— Good Thinking
App could take the risk of out buying clothes online
The Verisize app is designed to determine what size of clothing a person takes, without requiring them to take a series of measurements
Buying clothes online is always a bit of a crapshoot. You might know that a Large shirt from one designer fits you, but that doesn’t mean that a Large from another designer will also. That’s why a group of PhD students from Spain’s Universitat Autònoma de Bacelona (UAB) created the Verisize app – it’s intended to lessen buyers’ chances of ending up with clothes that don’t fit.
Ordinarily, clothing websites will provide a sizing chart, which requires buyers to obtain measurements of various parts of their body. It’s hard to say how often people bother to get those measurements, although according to the team at UAB, many people don’t want to take the several minutes required to do so. By contrast, Verisize reportedly only takes a few seconds to use.
After indicating their gender and the clothing brand that they’re looking at, users are presented with a screen where they input their height, weight and age. They are then asked to select their body shape from six provided examples. This is where things could get tricky, as they might misjudge what their shape is, or perhaps might even subconsciously choose the shape that they’d like to have. In any case, based on that information, the app then tells them what size of garment they should get – in that brand.
Verisize was created by studying the anthropomorphic characteristics of over 50,000 people of differing body shapes. UAB hopes that it will not only make things easier for consumers, but that it will also help online retailers avoid the costs and complications involved in processing returned items. Prices for businesses using it range from US$99 to $549 per month, depending on the plan chosen.
Source: Universitat Autònoma de Barcelona (Spanish)
About the Author
An experienced freelance writer, videographer and television producer, Ben's interest in all forms of innovation is particularly fanatical when it comes to human-powered transportation, film-making gear, environmentally-friendly technologies and anything that's designed to go underwater. He lives in Edmonton, Alberta, where he spends a lot of time going over the handlebars of his mountain bike, hanging out in off-leash parks, and wishing the Pacific Ocean wasn't so far away.
All articles by Ben Coxworth
Or I could use an existing product which is called a "Tape Measure" (consumer) and the business can provide exact measurements which is what they already do.
And don't forget: you are giving away your measurements to a third party that WILL sell your info in order to be crosslinked with the rest of your online footprint.
And apart form that, I can't believe how they managed to charge a monthly fee for giving access to a simple size table. I know it's the trend these days. There is no such thing as private property, just paid services!

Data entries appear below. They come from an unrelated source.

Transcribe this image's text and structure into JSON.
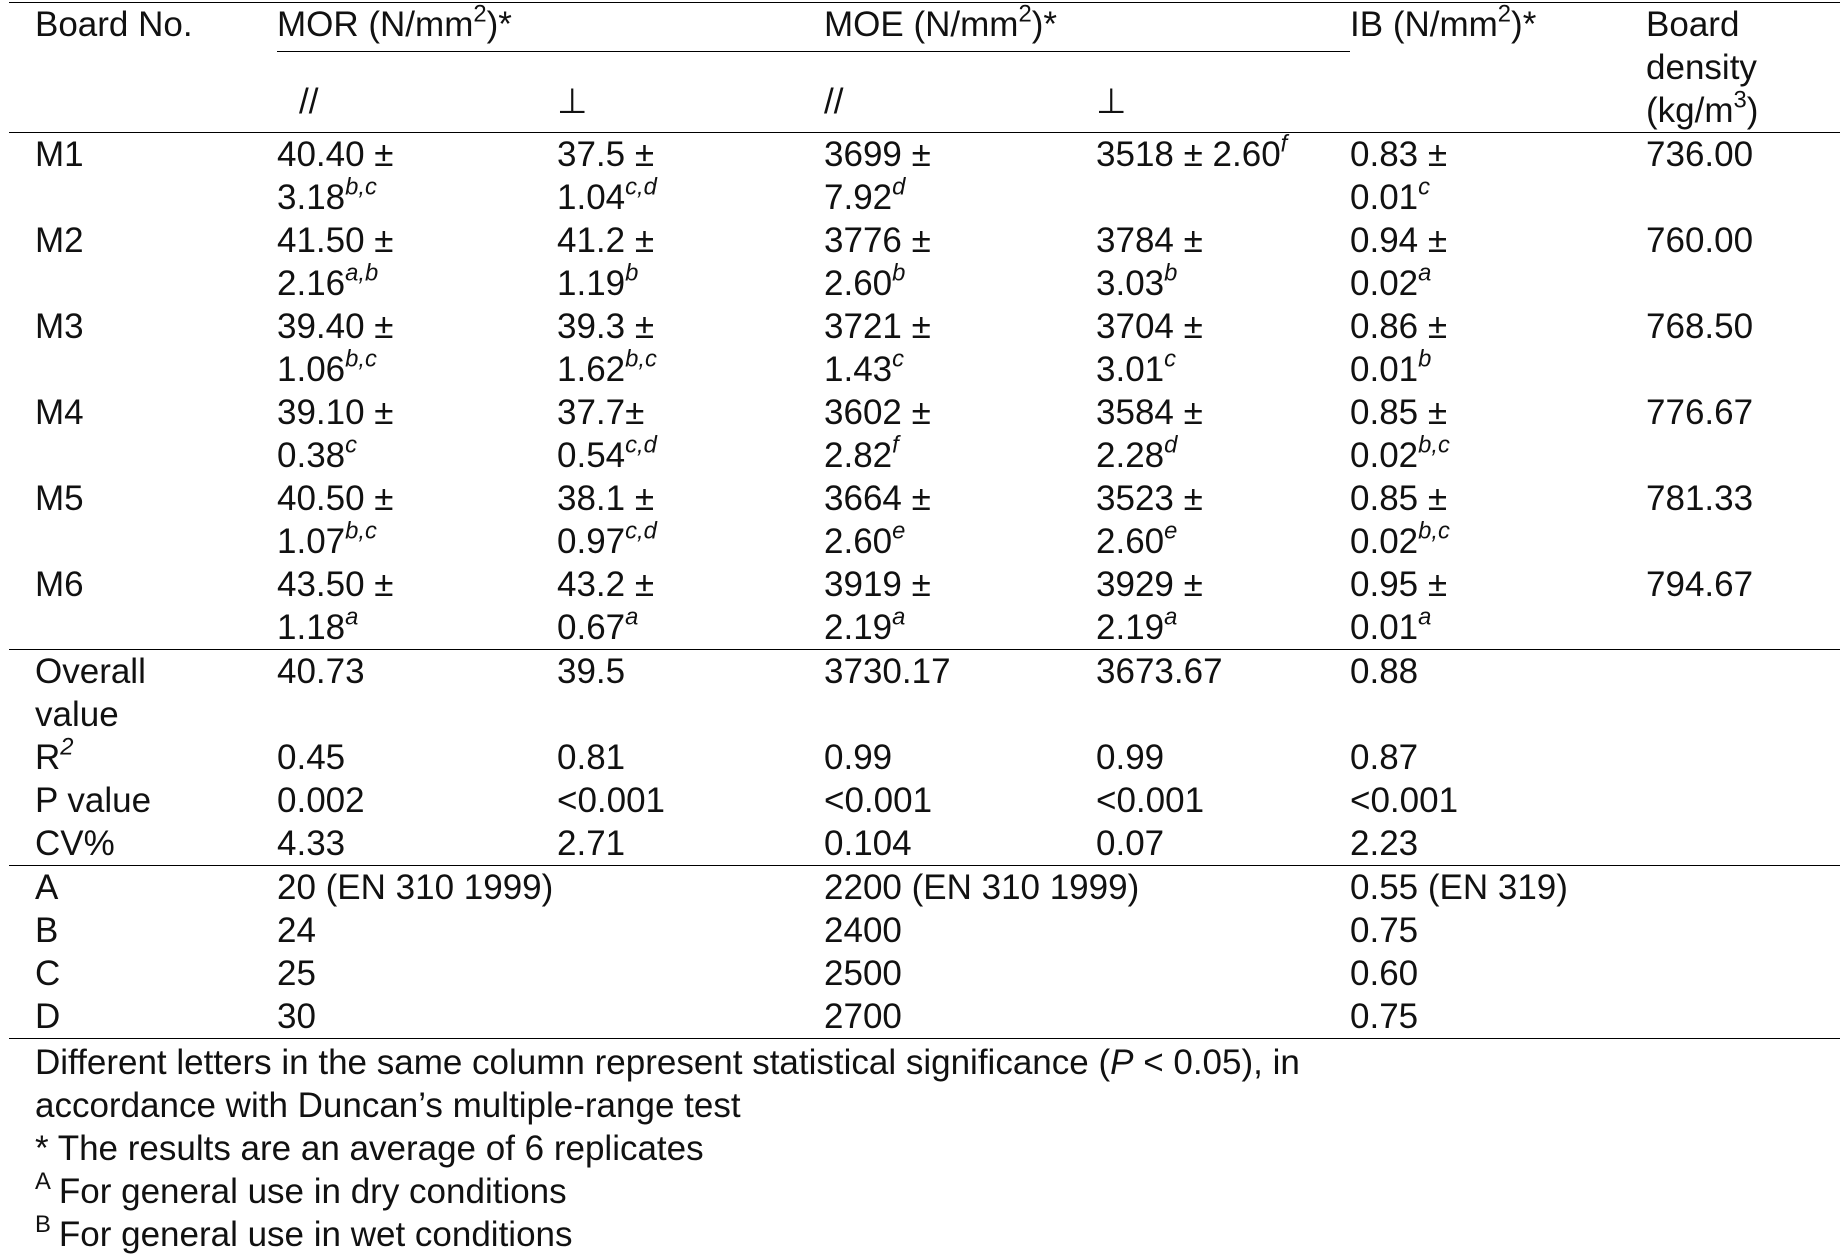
{
  "table": {
    "header": {
      "board": "Board No.",
      "mor": {
        "text": "MOR (N/mm",
        "sup": "2",
        "post": ")*"
      },
      "moe": {
        "text": "MOE (N/mm",
        "sup": "2",
        "post": ")*"
      },
      "ib": {
        "text": "IB (N/mm",
        "sup": "2",
        "post": ")*"
      },
      "density": {
        "text": "Board\ndensity\n(kg/m",
        "sup": "3",
        "post": ")"
      },
      "sub": [
        "//",
        "⊥",
        "//",
        "⊥"
      ]
    },
    "rows": [
      [
        "M1",
        {
          "text": "40.40 ±\n3.18",
          "sup": "b,c"
        },
        {
          "text": "37.5 ±\n1.04",
          "sup": "c,d"
        },
        {
          "text": "3699 ±\n7.92",
          "sup": "d"
        },
        {
          "text": "3518 ± 2.60",
          "sup": "f"
        },
        {
          "text": "0.83 ±\n0.01",
          "sup": "c"
        },
        "736.00"
      ],
      [
        "M2",
        {
          "text": "41.50 ±\n2.16",
          "sup": "a,b"
        },
        {
          "text": "41.2 ±\n1.19",
          "sup": "b"
        },
        {
          "text": "3776 ±\n2.60",
          "sup": "b"
        },
        {
          "text": "3784 ±\n3.03",
          "sup": "b"
        },
        {
          "text": "0.94 ±\n0.02",
          "sup": "a"
        },
        "760.00"
      ],
      [
        "M3",
        {
          "text": "39.40 ±\n1.06",
          "sup": "b,c"
        },
        {
          "text": "39.3 ±\n1.62",
          "sup": "b,c"
        },
        {
          "text": "3721 ±\n1.43",
          "sup": "c"
        },
        {
          "text": "3704 ±\n3.01",
          "sup": "c"
        },
        {
          "text": "0.86 ±\n0.01",
          "sup": "b"
        },
        "768.50"
      ],
      [
        "M4",
        {
          "text": "39.10 ±\n0.38",
          "sup": "c"
        },
        {
          "text": "37.7±\n0.54",
          "sup": "c,d"
        },
        {
          "text": "3602 ±\n2.82",
          "sup": "f"
        },
        {
          "text": "3584 ±\n2.28",
          "sup": "d"
        },
        {
          "text": "0.85 ±\n0.02",
          "sup": "b,c"
        },
        "776.67"
      ],
      [
        "M5",
        {
          "text": "40.50 ±\n1.07",
          "sup": "b,c"
        },
        {
          "text": "38.1 ±\n0.97",
          "sup": "c,d"
        },
        {
          "text": "3664 ±\n2.60",
          "sup": "e"
        },
        {
          "text": "3523 ±\n2.60",
          "sup": "e"
        },
        {
          "text": "0.85 ±\n0.02",
          "sup": "b,c"
        },
        "781.33"
      ],
      [
        "M6",
        {
          "text": "43.50 ±\n1.18",
          "sup": "a"
        },
        {
          "text": "43.2 ±\n0.67",
          "sup": "a"
        },
        {
          "text": "3919 ±\n2.19",
          "sup": "a"
        },
        {
          "text": "3929 ±\n2.19",
          "sup": "a"
        },
        {
          "text": "0.95 ±\n0.01",
          "sup": "a"
        },
        "794.67"
      ]
    ],
    "summary": [
      [
        "Overall\nvalue",
        "40.73",
        "39.5",
        "3730.17",
        "3673.67",
        "0.88"
      ],
      [
        {
          "text": "R",
          "sup": "2"
        },
        "0.45",
        "0.81",
        "0.99",
        "0.99",
        "0.87"
      ],
      [
        "P value",
        "0.002",
        "<0.001",
        "<0.001",
        "<0.001",
        "<0.001"
      ],
      [
        "CV%",
        "4.33",
        "2.71",
        "0.104",
        "0.07",
        "2.23"
      ]
    ],
    "standards": [
      [
        "A",
        "20 (EN 310 1999)",
        "2200 (EN 310 1999)",
        "0.55 (EN 319)"
      ],
      [
        "B",
        "24",
        "2400",
        "0.75"
      ],
      [
        "C",
        "25",
        "2500",
        "0.60"
      ],
      [
        "D",
        "30",
        "2700",
        "0.75"
      ]
    ]
  },
  "notes": [
    {
      "text": "Different letters in the same column represent statistical significance (",
      "italic": "P",
      "post": " < 0.05), in accordance with Duncan’s multiple-range test"
    },
    {
      "text": "* The results are an average of 6 replicates"
    },
    {
      "mark": "A",
      "text": "For general use in dry conditions"
    },
    {
      "mark": "B",
      "text": "For general use in wet conditions"
    }
  ]
}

Even if you do use a tape measure it is hard to gauge how the clothing fits because the concept of "fit" is subjective based on how loose/tight different people prefer their clothes and how loose/tight a specific clothing item is intended to fit.
I have an idea, next time I go through an airport image scanner I can opt to have them hand me a card with a unique number or bar code on it. Then when I shop online they can generate a 3d model of me based on that information and I can virtually "try on" items and see how they fit right there.
If I am going to discard my shoes/belt/wallet/watch/phone etc. to have security use millions of dollars of equipment to see a naked digital version of me I might as well get something out of it.
Additionally, a clothing store could do the same thing for customers right in the store with a cheaper technology (a few photo angles in front of a grid and software to model them) but tight fitting clothing (or more clothing removal) would be required for the image.
Buying clothes online is a difficult problem to solve but not impossible. Once you make the effort it could even trump sifting through stores for the right items in some ways.
First, I am curious to see the actual measurements of mens' pants - a 36 is no longer 36 inches (measure it yourself!) - depending on the brand, the actual measurement might be as high as 4" larger. Seems the manufacturers have been pulling the same thing on men that has been done to women's sizes - a size 4 dress today has the same measurements as a size 6 or 8 few decades back - appealing to the vanity of those women who want to fit into a size 4.
Beyond that, depending on the garment, as @Diachi points out fit is something beyond a few measurements. In menswear, European jackets and tops generally have a larger "drop" - the difference between chest and waist size - than US brands do (perhaps to allow for our obesity issue in the States). So a size 42" chest does not immediately translate into a proper fit for a given shirt.
And footwear is the worst to buy without trying on - the real fit of a shoe depends heavily on the shape of the "last" - the form used to shape the upper of the shoe. So various size shoes 10 from different manufacturers can feel very different on your feet, since shoe size is purely a measure of foot length.
I guess the operative phrase in the article hear is "it’s intended to lessen buyers’ chances of ending up with clothes that don’t fit" - which I guess it will do. But it's no panacea.
Ok, this sounds STUPID to me. They need to come back when they have something interfaced with the camera.